Abstract 72: Akt Activation Stimulated by Moderate Alcohol Consumption is Critical for Enhancement of Mitochondrial Function and Cardiac Contractile Recovery Following Ischemia-reperfusion
Background: Moderate alcohol consumption induces protection against myocardial reperfusion injury and upregulation of protein kinase B (Akt) expression and kinase activity in heart tissue. However, it is unclear whether Akt activation is required for ethanol-mediated cardioprotection.
Hypothesis: Akt activation induced by moderate alcohol consumption preserves mitochondrial function and improves cardiac contractile recovery during oxidative stress.
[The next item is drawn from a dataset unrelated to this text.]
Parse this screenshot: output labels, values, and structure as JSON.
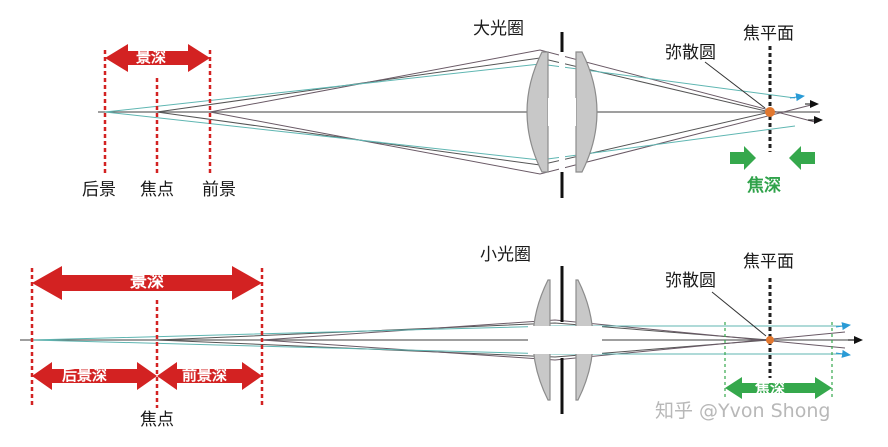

Methods: Perfused hearts from C57Bl/6 mice fed 10% ethanol (vol/vol) as drinking water for 16 weeks (E) and age-matched controls (C) were subjected to 25 min global ischemia and 30 min reperfusion. Hearts were treated with phosphatidylinositol 3′-kinase inhibitor wortmannin (10 nM) throughout each protocol to prevent Akt activation. State 3 oxygen consumption rates (OCR), respiratory control ratios (RCR), and aconitase activity were assayed in mitochondria following 30 min reperfusion. Akt phosphorylation density unit and malondialdehyde (MDA) concentrations were assayed in heart extracts.
Results: Wortmannin (W) had no effect on the baseline hemodynamic function of either group. However, Akt inhibition blocked protective effects of moderate ethanol intake on mitochondrial respiration and Krebs cycle intermediates after ischemia-reperfusion (Table⇓). Akt inhibition also worsened lipid peroxidation and contractile abnormalities in hearts from ethanol-treated animals.
Moderate alcohol consumption improves cardiac metabolism and contractility during the stress of ischemia-reperfusion.
Akt activation is required for the sustained benefits of moderate ethanol exposure, in large part by preventing oxidative injury to heart mitochondria.